During National Volunteer Week, we are highlighting the efforts of several key UWGP volunteers and staff. We hope you enjoy their interviews and are inspired by their service to our community! Looking for a new opportunity to give back? Check out http://volunteer.unitedwaygp.org.
Diane Garofalo, SVP, Corporate Human Resources, Unum
How did you get involved with United Way? What volunteer roles have you held?
I moved to Portland in 1980 and immediately started taking classes at the [former] YWCA. I joined a committee of the Y and then the Board early on in my career and tenure as a Mainer. The Y received investments from United Way of Greater Portland (UWGP), which is how I first started learning about the organization.
As a Unum employee, UWGP became an even more visible part of the fabric of the community for me. In the late ‘80s, I was asked to manage Unum’s employee campaign. This was my first volunteer effort directly supporting United Way fundraising and took about three months of my work time. After that experience, I was addicted to the cause.
As my relationships with UWGP staff and other volunteers grew, I was asked to join the committee formerly known as the allocation committee. In the ‘90s, I continued to be involved in fundraising and was part of a special committee which focused on small business campaign development. Fast forward to four or five years ago, I was asked to join the UWGP Board of Directors. As a Board member, I also served on a Human Resources and Organizational Development Committee, which supported the development of human resources policies until a specific HR role was created.

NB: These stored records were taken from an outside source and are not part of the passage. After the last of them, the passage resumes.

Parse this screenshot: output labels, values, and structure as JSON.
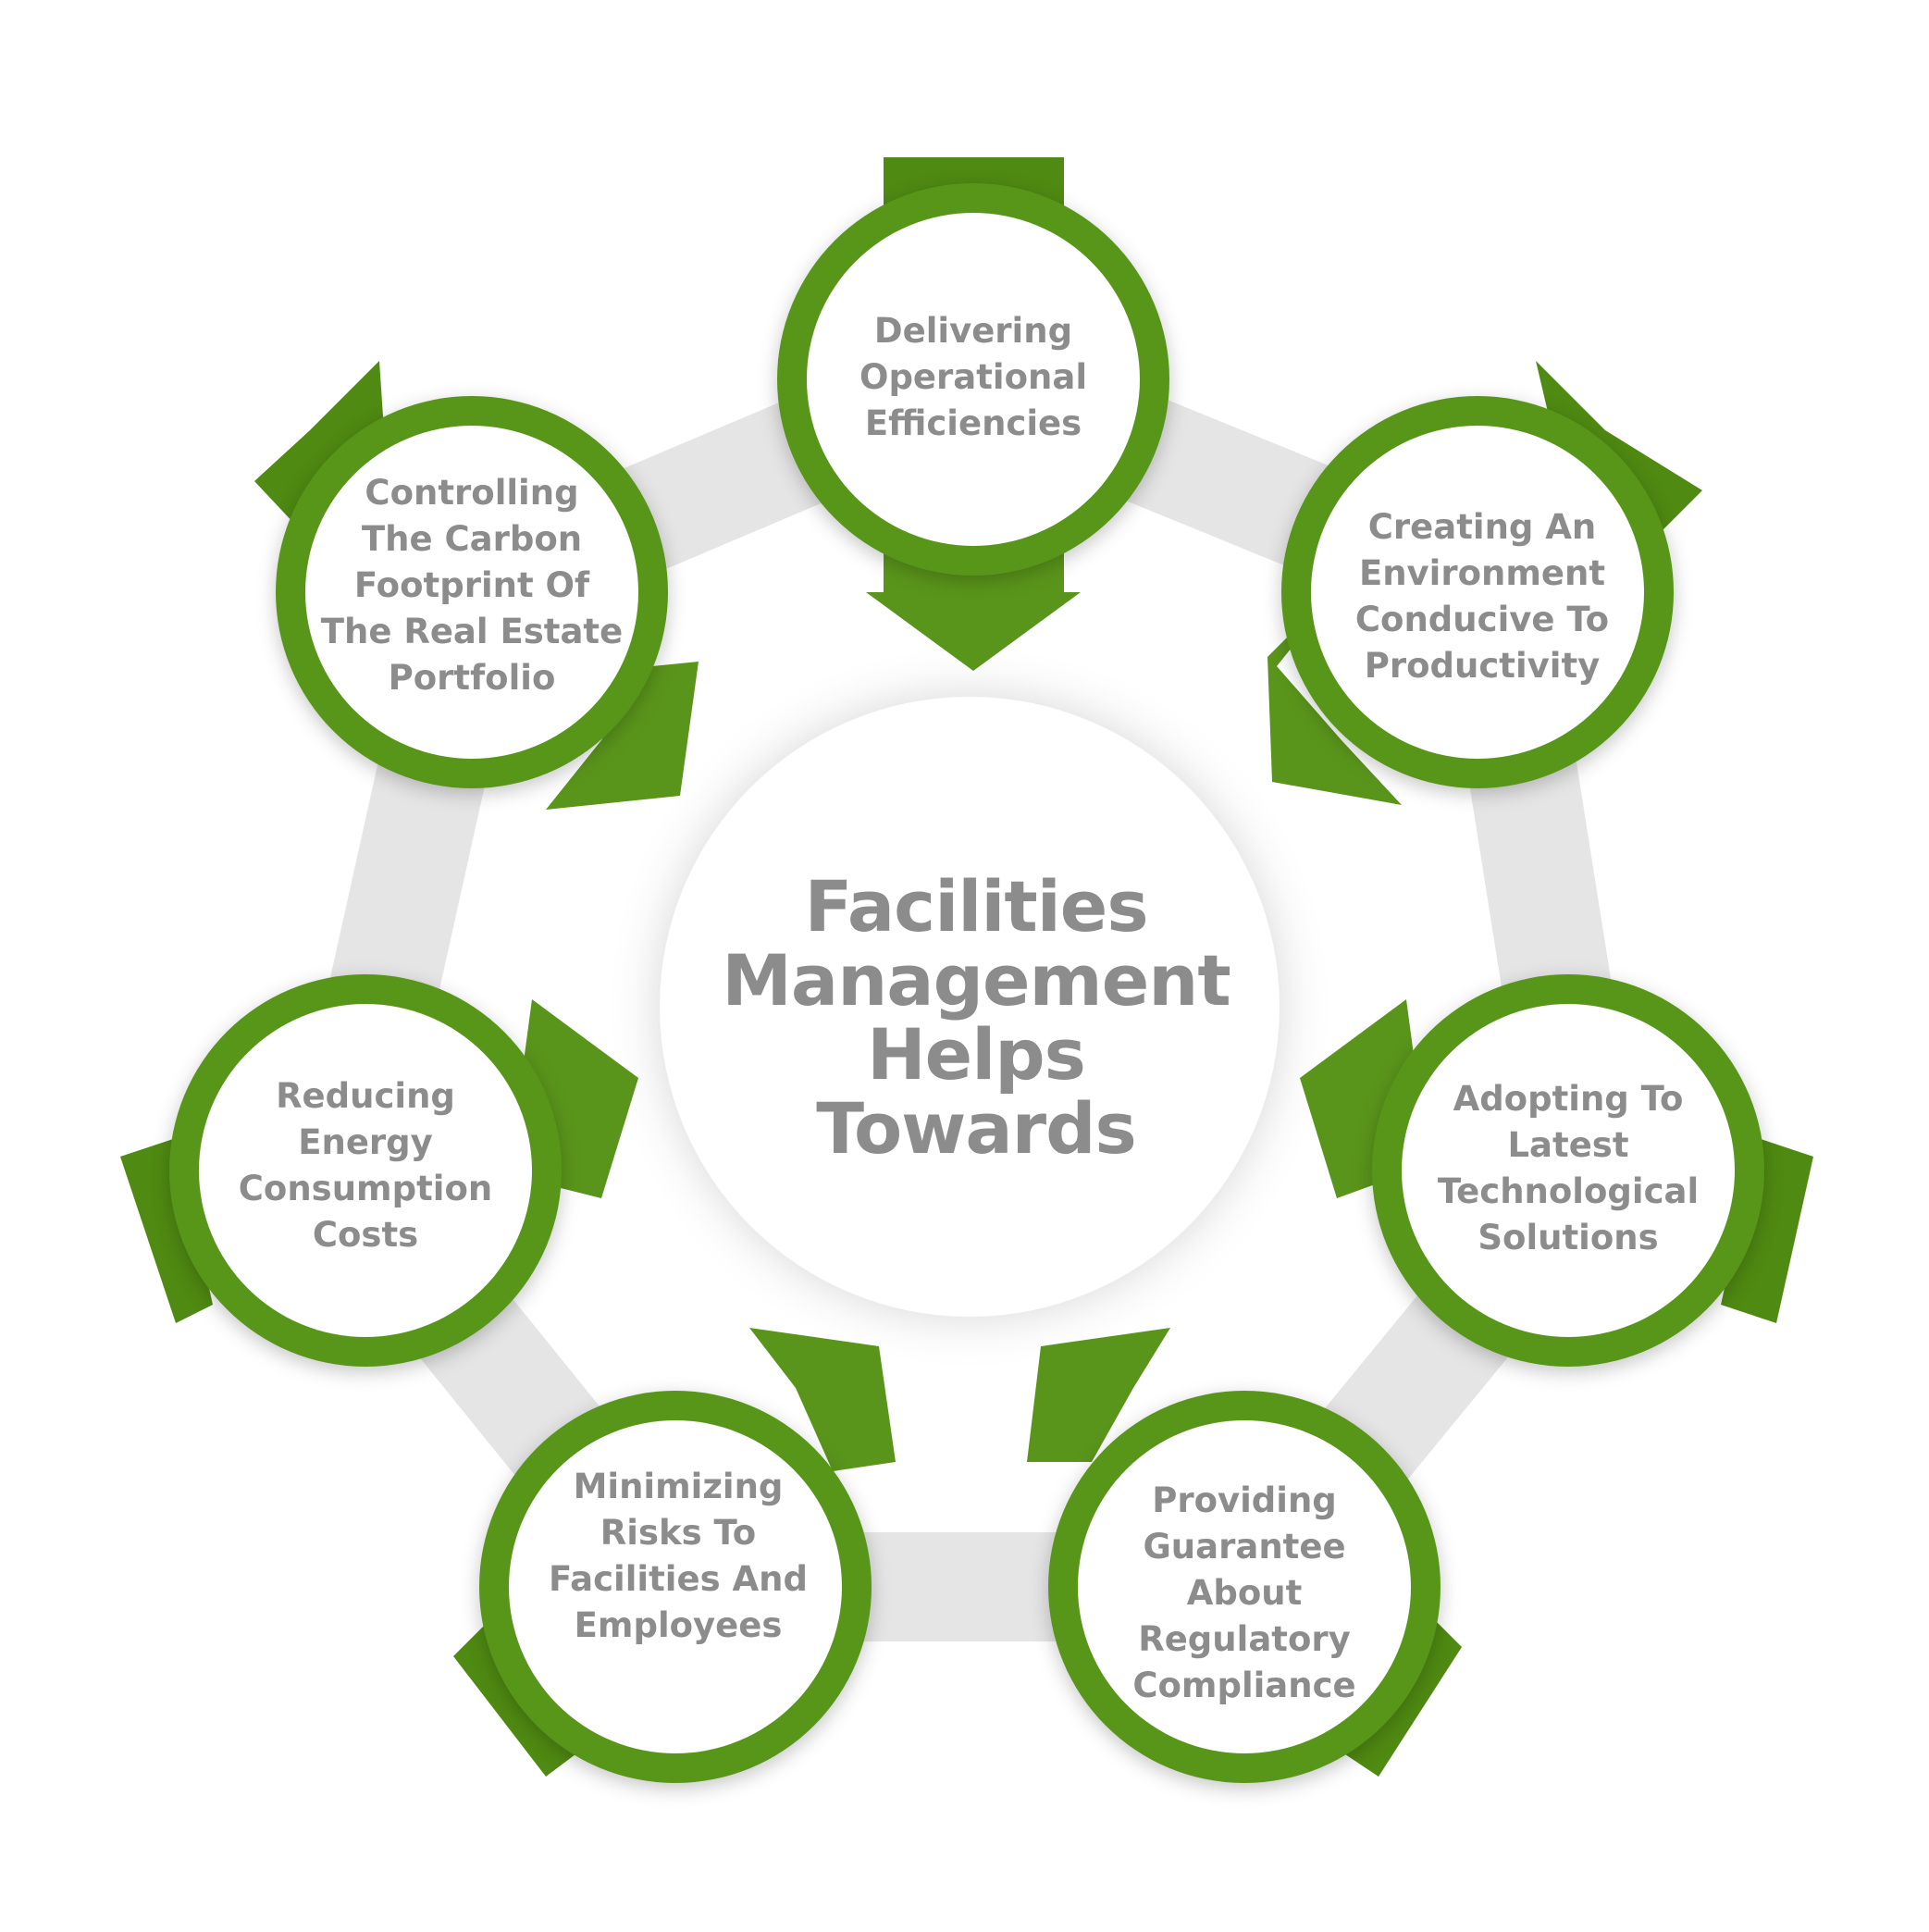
{
  "center": {
    "title": "Facilities\nManagement\nHelps\nTowards"
  },
  "nodes": [
    {
      "id": "delivering",
      "label": "Delivering\nOperational\nEfficiencies"
    },
    {
      "id": "creating",
      "label": "Creating An\nEnvironment\nConducive To\nProductivity"
    },
    {
      "id": "adopting",
      "label": "Adopting To\nLatest\nTechnological\nSolutions"
    },
    {
      "id": "providing",
      "label": "Providing\nGuarantee\nAbout\nRegulatory\nCompliance"
    },
    {
      "id": "minimizing",
      "label": "Minimizing\nRisks To\nFacilities And\nEmployees"
    },
    {
      "id": "reducing",
      "label": "Reducing\nEnergy\nConsumption\nCosts"
    },
    {
      "id": "controlling",
      "label": "Controlling\nThe Carbon\nFootprint Of\nThe Real Estate\nPortfolio"
    }
  ],
  "colors": {
    "accent_green": "#58961a",
    "text_gray": "#8c8c8c",
    "ring_band": "#e5e5e5"
  }
}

In addition to my board service, I am currently Co-Chair of Women United [an affinity group of United Way] and Chair of the Resource Development Council.
What skills do you use and what have you learned from your volunteer experiences?
Running the United Way campaign for Unum actually changed my career path and opened me up to thinking about different things I could do within the company. It happened at a point in my career when I began aspiring to more of a leadership role and helped me gain visibility and credibility within the company. I developed my network, built relationships, gained communication and presentation experience, and enhanced my project leadership skills.
I’m new to chairing the Resource Development Council, and it’s something that I think is stretching my skill set. I’m leading a group of experts – council members who are each responsible for overseeing a specific part of the revenue generation efforts – and trying to keep us connected to a cohesive vision of where we’re trying to go in the community and how we can continue to accelerate and add to United Way’s sources of revenue and funding potential.
Being on the Board has exposed me to a more strategic view in terms of how United Way sets mission and makes impact in the community. It’s been a great source of networking and an opportunity to expand the number of professional colleagues in my circle.
What keeps you coming back to volunteer? What motivates you?
When I moved to Portland, I quickly learned that there is a unique richness about the lifestyle here, and I want to ensure that it remains a vibrant place for people to work, live, and raise a family. I value our special community, and I want to see it continue to thrive and be a place where people aspire to stay or join. One way I do this is through volunteering.
Women United is my current passion. In my view, it’s about capturing the passion and the desire of women in the community to help other women improve their lives, through health, financial wellness, access to housing, etc. It excites me because it’s attracting members of the community who might not otherwise be engaged in United Way volunteering, and captures their passion of helping women. We’ve existed for about a year, but we recently kicked off and raised approximately $120,000 and have a core committee and extended membership team of about 30 people. We are now starting our work and thinking about how to use our funds to better the lives of single moms, specifically through a dual generation focus on single moms and their children.
What advice do you have for someone starting to think about volunteering?
I think about why I continue to volunteer, and the people I have admiration for, in terms of their commitment. Whatever the cause, it comes down to one thing – you do it from the heart and not from the head. You have to have passion toward whatever it is you’re offering your service. We often talk about skills, experience, and commitment, and in my opinion, those are tools one can offer but without the passion it doesn’t make a difference. Don’t volunteer just to volunteer; volunteer for something you really care about. It’s very simple – you make time for things that are important to you and you get it done.
Please share a story about your experience.
So far, one of the things I have valued about my experience with Women United is connecting with members of our community with whom I’d otherwise never have the pleasure of connecting. Women United members recently visited the East End Community School as part of our mission to understand what is going on in the Bayside neighborhood through the eyes of children and their parents. We went at lunch time, which was a great time to interact with all of the kids. They were offering us carrots and apples, very curious about who we were and why we were there. What I gleaned is how vibrant the kids are and how hopeful our future is if we continue to support them. It was very eye-opening. After lunch, we visited with the assistant principal and school social workers and learned about the challenges they face. This has provided the foundation for Women United’s work and I never would have had that experience otherwise.